Ironically, Rodney Crowell performed and extended version of Bob Dylan's "Like a Rolling Stone" during his stage-closing set in the Mustang tent. It was an unusual move for such a respected songwriter. While there's nothing wrong with Crowell showing Dylan respect - all true self-respecting songwriters cannot avoid old Bob's influence - but when you only have an hour to perform, with more great songs than time allows, such a cover seems like an unwise set list choice. Nevertheless, Crowell looked and sounded wonderful, as he always does, even without his recent eye candy partner, Emmylou Harris, who performed at the festival the day before.

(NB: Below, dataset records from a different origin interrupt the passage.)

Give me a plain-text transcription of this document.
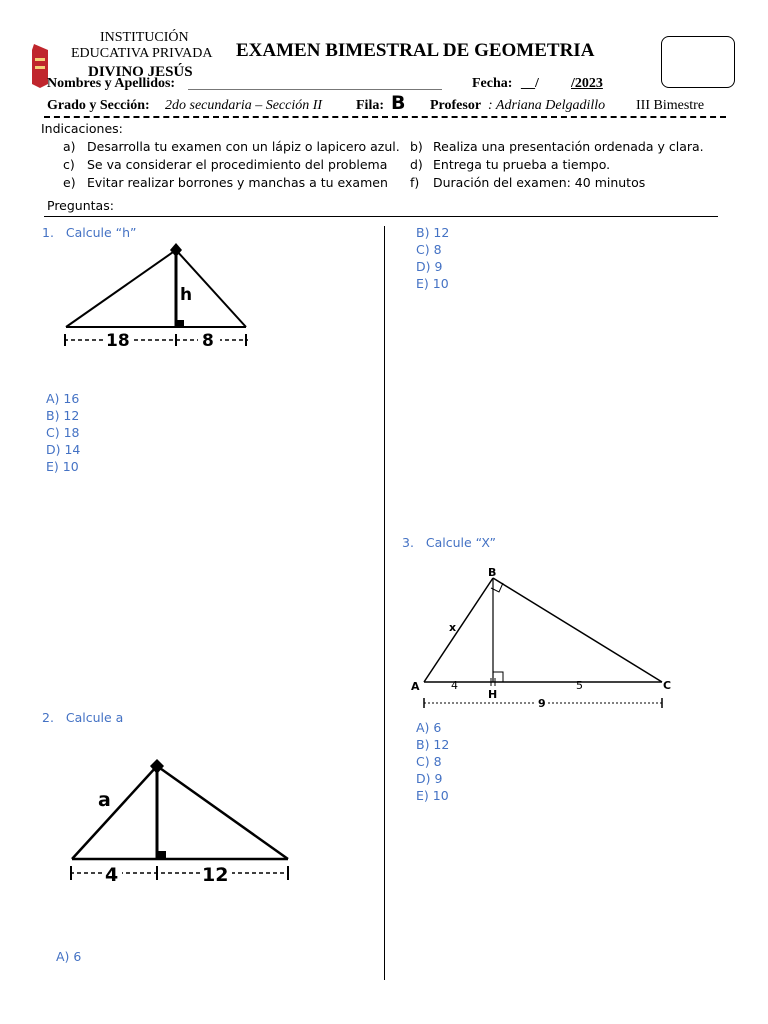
INSTITUCIÓN
EDUCATIVA PRIVADA
DIVINO JESÚS
EXAMEN BIMESTRAL DE GEOMETRIA
Nombres y Apellidos:	Fecha: __/ /2023
Grado y Sección: 2do secundaria – Sección II Fila: B Profesor : Adriana Delgadillo III Bimestre
Indicaciones:
a) Desarrolla tu examen con un lápiz o lapicero azul. b) Realiza una presentación ordenada y clara.
c) Se va considerar el procedimiento del problema d) Entrega tu prueba a tiempo.
e) Evitar realizar borrones y manchas a tu examen f) Duración del examen: 40 minutos
Preguntas:
1.   Calcule “h”
h
18	8
A) 16
B) 12
C) 18
D) 14
E) 10
2.   Calcule a
a
4	12
A) 6
B) 12
C) 8
D) 9
E) 10
3.   Calcule “X”
B
A	C
H
x
4	5
9
A) 6
B) 12
C) 8
D) 9
E) 10
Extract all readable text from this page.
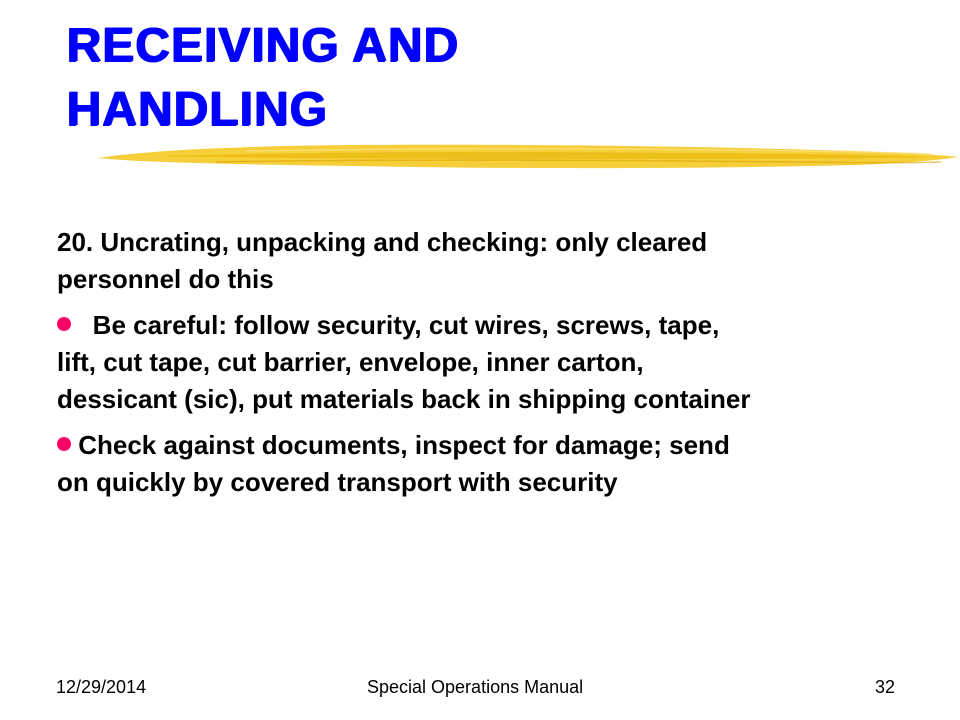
RECEIVING AND
HANDLING

20. Uncrating, unpacking and checking: only cleared
personnel do this

Be careful: follow security, cut wires, screws, tape,
lift, cut tape, cut barrier, envelope, inner carton,
dessicant (sic), put materials back in shipping container

Check against documents, inspect for damage; send
on quickly by covered transport with security

12/29/2014	Special Operations Manual	32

Underwood closed out the day with her pretty (but tough) girl routine by performing chart songs like "Church Bells." And while there's no questioning Underwood's vocal chops, it all seems to come off like a rather disingenuous act after a while. It's as though she's started to play to her female audience's expectations, where her songs say all the right things these gals would just die to tell their ex's. Is this Underwood's true heart, or is she merely giving the people what they want? Tough to tell. She retained her star quality this night, but it was a shallow shine.
About 70 percent of Stagecoach is left-of-the-dial country music. And truthfully, much of its mainstream stuff is not all that bad - at least in small doses. With Chris Stapleton receiving a Mane stage slot, right along with Underwood and The Band Perry - where he was wrongfully relegated to a full-house tent at Coachella - should give country music fans hope that the whole bro-country movement may finally be in our rearview mirror.